Sollevando lo sguardo, Cazaril vide che il capitano delle guardie baociane era stato disarmato ed era tenuto in custodia da Foix e da una delle guardie dello Zangre. «E voi!» gli ringhiò contro. «Voi, vi siete prestato a questo… stupido sacrilegio, senza dirlo a nessuno? Oppure siete ancora al servizio di Dondo? Ah! Prendete in custodia lui e i suoi uomini e chiudeteli in una cella finché…» Cazaril s’interruppe, riflettendo. Senza dubbio, dietro tutto quello c’era la mano di Dondo, che si stava protendendo dalla tomba per provocare caos e disastri, ma per una volta, lui aveva il sospetto che dietro Dondo non ci fosse l’appoggio di Martou… Anzi, se la sua supposizione era esatta, era esattamente l’opposto. «Teneteli in cella finché il Cancelliere non sarà stato informato», riprese. E, protendendo un braccio verso un’altra guardia, aggiunse: «Ehi, tu… Corri alla Cancelleria, o a Palazzo Jironal, od ovunque si trovi attualmente il Cancelliere, e informalo di quello che è successo, pregandolo di venire da me prima di recarsi da Orico.»
«Lord Cazaril, non potete ordinare l’arresto delle mie guardie!» protestò Teidez.
Unico tra i presenti ad avere la forza, se non l’autorità, per dare quella disposizione, Cazaril gridò: «Quanto a voi, andrete immediatamente nelle vostre camere, e ci resterete fino a nuovo ordine da parte di vostro fratello. Provvederò di persona ad accompagnarvi».
«Toglietemi le mani di dosso!» strillò Teidez, quando le dita di Cazaril gli strinsero un braccio in una presa ferrea. Ma, scorgendo l’espressione del Castillar non osò muoversi.
«No. Siete ferito, signore, e io ho il dovere di accompagnarvi da un medico», ribatté Cazaril, in tono falsamente cortese.
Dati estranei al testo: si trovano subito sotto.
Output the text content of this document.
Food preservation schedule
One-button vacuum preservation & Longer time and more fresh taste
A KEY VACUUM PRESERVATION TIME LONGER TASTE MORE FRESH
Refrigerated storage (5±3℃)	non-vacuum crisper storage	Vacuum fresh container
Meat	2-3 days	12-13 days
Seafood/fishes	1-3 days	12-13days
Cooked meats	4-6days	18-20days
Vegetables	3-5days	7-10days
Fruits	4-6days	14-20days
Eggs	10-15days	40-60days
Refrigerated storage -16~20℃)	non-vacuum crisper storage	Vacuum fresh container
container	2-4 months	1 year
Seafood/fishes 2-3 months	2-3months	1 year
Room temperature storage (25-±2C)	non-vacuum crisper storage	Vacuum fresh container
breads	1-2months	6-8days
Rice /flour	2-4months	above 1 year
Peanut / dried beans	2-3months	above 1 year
Poi abbassando la voce, aggiunse: «Se ci sarò costretto, vi darò un colpo in testa e vi trascinerò di peso…»
«In tal caso, va’ con loro senza opporre resistenza», ordinò Teidez al suo capitano, cercando di suonare dignitoso. «Ti manderò a liberare più tardi, una volta che avrò dimostrato che Lord Cazaril è in errore.» Ma i due uomini stavano già scortando fuori il capitano e le parole di Teidez risultarono del tutto inutili.
Gli altri stallieri feriti si erano raccolti intorno a Palli e lo stavano aiutando a curare Umegat. Lanciando un’occhiata a Cazaril da sopra la spalla, Palli gli rivolse un rapido cenno di rassicurazione. Annuendo a sua volta, Cazaril rinsaldò la presa sul braccio di Teidez e, fingendo di sorreggerlo, lo sospinse fuori del serraglio trasformato in un mattatoio.